Among the many circuits available, one very popular pre-circuit starts in December and is called Winter Equestrian Festival (WEF). The horseback riders who attend the festival go for the weekends, usually leaving around 7:30 a.m. on Fridays and flying home Sunday nights.

“During that weekend time, my day consists of getting up at around 6:15 Saturday and Sunday morning, getting dressed and heading to the show to walk my course […] to plan out how [I am] going to ride the course,” WEF rider, Dimitra Ippolito ’18, said. “Then I actually get on my horses and show each of them. After, I will watch and cheer on my other friends.”

But not every rider goes for only the weekend. Haber goes for the whole circuit as well, staying in Florida from Jan. 19 through March 27. She horseback rides in Ocala, Florida at the horse show HITS Ocala. In order to keep up with her studies, Haber gets her school work sent down to her by her teachers at Staples.  

“Even when I’m home, it is difficult to put school first.  Riding has always been a top priority, so I never think about my work first,” Haber said.

Haber is not the only one who feels like it’s hard to balance riding and school work.

Carly Crossfield ’16, another WEF rider, also struggles to keep up with school. “It is so difficult [to get my work done]. I am constantly making up work each week, because I miss every Friday and sometimes even half of Thursdays, not to mention the constant delays and cancellations of flights on Sunday nights,” Crossfield said.

However, all the time that went into managing riding and school really did pay off for Crossfield. “This fall I was recruited to Southern Methodist University class of 2020 with an athletic scholarship to be a part of their Division I equestrian program,” Crossfield said. Along with Crossfield, Haber is being recruited by colleges.

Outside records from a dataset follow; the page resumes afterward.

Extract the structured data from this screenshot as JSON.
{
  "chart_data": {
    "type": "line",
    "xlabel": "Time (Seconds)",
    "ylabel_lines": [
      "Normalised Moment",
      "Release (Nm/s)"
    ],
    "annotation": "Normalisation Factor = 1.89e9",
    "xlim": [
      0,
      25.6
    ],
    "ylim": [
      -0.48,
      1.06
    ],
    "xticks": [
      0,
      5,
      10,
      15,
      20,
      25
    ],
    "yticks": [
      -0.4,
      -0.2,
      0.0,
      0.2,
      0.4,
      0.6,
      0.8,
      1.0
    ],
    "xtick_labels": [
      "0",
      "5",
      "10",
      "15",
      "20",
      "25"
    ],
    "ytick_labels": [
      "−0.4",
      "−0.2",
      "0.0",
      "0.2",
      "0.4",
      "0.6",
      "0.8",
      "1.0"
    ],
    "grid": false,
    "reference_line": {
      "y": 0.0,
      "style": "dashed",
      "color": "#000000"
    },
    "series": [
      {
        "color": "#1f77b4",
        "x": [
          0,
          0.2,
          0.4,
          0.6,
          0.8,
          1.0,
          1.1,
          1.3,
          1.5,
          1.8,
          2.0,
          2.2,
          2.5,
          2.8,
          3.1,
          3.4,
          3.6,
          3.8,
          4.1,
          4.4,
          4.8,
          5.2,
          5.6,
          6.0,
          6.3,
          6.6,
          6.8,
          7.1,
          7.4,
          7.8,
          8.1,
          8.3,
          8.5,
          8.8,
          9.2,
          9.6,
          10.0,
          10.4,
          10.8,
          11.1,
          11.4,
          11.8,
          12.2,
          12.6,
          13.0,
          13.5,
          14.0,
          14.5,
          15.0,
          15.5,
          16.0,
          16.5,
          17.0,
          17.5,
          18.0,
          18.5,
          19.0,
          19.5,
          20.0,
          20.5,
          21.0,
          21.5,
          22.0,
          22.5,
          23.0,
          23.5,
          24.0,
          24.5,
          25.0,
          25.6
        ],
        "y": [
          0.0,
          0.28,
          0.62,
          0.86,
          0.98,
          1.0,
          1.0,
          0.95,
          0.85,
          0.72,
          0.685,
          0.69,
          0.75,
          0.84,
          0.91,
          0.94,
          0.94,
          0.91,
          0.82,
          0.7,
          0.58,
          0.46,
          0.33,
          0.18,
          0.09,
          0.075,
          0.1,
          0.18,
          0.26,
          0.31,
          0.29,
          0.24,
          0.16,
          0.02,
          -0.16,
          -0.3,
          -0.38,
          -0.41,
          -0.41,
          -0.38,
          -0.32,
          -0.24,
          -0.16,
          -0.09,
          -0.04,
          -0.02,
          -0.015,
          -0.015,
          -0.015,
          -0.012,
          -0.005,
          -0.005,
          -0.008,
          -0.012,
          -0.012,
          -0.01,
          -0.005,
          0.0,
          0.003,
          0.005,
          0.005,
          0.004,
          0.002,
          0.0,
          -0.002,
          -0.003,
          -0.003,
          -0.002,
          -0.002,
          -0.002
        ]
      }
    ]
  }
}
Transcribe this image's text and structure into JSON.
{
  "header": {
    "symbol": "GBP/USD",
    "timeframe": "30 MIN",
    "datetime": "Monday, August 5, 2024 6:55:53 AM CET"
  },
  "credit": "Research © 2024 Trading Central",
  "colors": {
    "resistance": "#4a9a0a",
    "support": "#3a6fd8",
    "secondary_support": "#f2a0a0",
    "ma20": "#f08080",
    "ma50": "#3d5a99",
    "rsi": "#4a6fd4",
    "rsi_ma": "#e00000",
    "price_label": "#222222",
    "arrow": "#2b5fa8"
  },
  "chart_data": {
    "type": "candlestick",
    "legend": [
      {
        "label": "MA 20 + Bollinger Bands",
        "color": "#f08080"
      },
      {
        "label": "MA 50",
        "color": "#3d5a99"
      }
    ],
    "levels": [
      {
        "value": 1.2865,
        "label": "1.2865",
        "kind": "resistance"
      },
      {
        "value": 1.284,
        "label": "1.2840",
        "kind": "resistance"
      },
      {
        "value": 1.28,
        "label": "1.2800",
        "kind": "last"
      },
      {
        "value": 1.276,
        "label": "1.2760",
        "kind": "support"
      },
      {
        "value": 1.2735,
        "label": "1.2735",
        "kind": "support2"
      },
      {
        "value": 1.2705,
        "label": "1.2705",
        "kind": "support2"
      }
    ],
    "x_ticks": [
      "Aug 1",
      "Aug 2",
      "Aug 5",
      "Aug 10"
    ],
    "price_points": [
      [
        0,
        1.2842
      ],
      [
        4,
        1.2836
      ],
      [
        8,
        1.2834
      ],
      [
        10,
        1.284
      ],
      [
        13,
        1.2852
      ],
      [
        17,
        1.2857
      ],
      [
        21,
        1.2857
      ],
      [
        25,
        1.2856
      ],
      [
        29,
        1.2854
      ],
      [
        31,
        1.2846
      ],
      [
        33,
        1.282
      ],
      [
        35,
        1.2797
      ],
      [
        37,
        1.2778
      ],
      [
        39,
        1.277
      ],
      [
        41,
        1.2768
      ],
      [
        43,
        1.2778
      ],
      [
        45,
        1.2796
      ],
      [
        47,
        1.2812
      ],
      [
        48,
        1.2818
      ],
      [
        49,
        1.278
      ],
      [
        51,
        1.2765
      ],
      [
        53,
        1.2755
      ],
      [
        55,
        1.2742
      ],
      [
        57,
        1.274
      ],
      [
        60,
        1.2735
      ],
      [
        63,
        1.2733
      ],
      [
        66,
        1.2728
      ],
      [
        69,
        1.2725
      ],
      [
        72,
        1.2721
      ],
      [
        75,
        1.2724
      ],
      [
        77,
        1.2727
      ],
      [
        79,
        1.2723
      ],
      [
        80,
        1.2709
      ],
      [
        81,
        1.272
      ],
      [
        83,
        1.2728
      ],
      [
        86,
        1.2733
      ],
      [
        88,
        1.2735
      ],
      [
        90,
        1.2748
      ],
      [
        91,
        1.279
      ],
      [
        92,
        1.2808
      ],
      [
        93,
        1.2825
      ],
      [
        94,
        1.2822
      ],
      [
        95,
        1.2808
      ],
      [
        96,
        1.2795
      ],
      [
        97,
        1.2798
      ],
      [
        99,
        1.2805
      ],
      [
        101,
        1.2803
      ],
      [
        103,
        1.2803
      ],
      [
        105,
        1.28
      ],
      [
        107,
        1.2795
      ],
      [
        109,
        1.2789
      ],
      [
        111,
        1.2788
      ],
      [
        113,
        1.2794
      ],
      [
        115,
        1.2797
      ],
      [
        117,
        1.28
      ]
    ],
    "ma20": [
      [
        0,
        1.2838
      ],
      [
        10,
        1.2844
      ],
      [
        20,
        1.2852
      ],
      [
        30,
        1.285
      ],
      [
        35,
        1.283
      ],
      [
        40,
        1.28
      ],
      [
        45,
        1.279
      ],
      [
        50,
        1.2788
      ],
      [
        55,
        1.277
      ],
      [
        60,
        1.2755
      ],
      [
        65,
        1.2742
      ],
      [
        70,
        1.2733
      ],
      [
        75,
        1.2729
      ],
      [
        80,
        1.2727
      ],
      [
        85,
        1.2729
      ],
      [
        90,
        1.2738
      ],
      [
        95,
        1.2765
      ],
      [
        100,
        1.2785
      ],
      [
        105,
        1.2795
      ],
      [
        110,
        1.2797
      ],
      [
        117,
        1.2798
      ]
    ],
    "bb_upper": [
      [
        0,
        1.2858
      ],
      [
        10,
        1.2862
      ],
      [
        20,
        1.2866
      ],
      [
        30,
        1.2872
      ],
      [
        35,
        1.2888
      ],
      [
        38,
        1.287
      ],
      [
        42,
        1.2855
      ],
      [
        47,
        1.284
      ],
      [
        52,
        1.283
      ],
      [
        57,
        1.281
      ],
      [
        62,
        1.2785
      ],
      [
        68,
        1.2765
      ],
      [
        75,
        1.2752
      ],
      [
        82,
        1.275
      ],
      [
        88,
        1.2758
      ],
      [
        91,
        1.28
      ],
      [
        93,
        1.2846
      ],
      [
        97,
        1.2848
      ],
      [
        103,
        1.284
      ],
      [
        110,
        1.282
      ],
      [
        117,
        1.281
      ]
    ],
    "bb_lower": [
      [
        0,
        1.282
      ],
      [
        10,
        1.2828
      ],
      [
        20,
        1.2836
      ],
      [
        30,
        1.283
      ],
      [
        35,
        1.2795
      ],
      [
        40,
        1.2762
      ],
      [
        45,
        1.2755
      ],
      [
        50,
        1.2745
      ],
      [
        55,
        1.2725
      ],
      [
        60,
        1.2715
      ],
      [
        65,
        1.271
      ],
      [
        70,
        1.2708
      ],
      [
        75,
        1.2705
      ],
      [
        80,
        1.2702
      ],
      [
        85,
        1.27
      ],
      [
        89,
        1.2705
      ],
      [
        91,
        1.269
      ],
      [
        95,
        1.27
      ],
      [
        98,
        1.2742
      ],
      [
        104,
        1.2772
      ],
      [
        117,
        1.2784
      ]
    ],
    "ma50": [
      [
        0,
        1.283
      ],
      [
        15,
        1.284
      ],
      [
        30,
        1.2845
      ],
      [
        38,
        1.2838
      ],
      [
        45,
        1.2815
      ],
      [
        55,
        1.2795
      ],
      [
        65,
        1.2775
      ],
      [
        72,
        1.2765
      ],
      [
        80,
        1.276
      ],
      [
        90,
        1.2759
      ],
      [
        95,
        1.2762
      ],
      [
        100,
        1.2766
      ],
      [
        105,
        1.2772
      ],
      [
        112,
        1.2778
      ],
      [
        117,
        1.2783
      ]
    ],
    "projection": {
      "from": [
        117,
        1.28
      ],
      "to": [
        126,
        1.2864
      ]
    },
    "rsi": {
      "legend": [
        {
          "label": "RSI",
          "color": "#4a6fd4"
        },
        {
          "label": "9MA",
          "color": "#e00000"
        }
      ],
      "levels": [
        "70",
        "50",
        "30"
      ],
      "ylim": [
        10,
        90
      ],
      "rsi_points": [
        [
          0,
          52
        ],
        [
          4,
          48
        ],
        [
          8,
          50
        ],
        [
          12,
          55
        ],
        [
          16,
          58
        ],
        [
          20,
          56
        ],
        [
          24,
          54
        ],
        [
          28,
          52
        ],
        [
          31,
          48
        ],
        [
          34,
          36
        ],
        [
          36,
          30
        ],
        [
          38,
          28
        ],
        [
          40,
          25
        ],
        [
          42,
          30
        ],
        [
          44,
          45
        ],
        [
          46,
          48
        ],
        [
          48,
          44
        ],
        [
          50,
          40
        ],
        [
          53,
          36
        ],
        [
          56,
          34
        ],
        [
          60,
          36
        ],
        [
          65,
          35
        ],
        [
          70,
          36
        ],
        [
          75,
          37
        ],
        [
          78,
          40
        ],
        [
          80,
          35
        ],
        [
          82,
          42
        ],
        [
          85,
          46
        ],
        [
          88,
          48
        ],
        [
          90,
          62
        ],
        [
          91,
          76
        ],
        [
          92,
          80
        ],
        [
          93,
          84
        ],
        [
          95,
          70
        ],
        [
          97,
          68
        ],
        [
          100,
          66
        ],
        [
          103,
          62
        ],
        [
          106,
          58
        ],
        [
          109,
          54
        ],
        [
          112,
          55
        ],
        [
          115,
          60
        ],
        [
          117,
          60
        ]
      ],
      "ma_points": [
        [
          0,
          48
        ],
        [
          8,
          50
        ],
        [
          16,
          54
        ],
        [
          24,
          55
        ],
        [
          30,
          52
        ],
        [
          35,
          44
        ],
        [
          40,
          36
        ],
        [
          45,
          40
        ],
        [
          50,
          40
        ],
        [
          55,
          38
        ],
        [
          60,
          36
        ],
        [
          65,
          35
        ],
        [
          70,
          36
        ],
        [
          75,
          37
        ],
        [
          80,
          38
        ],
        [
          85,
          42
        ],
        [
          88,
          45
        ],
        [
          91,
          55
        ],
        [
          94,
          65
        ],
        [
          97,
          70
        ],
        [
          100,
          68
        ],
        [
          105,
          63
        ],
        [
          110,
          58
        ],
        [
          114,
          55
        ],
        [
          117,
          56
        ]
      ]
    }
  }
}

Since studying on the road (or in the air) is challenging, capitalizing on every free moment is essential.  

“Plane rides are nice because it gives me a set couple of hours to work without distractions,” Crossfield said. “But I spend a lot of my Friday and Saturday nights doing school work and emailing teachers as well.”

Between the plane rides, homework, sleepless nights and circuits, the riding life in Florida is a lot to juggle. But many believe the time and effort is all worth it, because they get to live and engage in something they love to do all year round.

“Riding is my passion and in general is basically, at least for me, so therapeutic,” Haber said. “I rely on it so much.”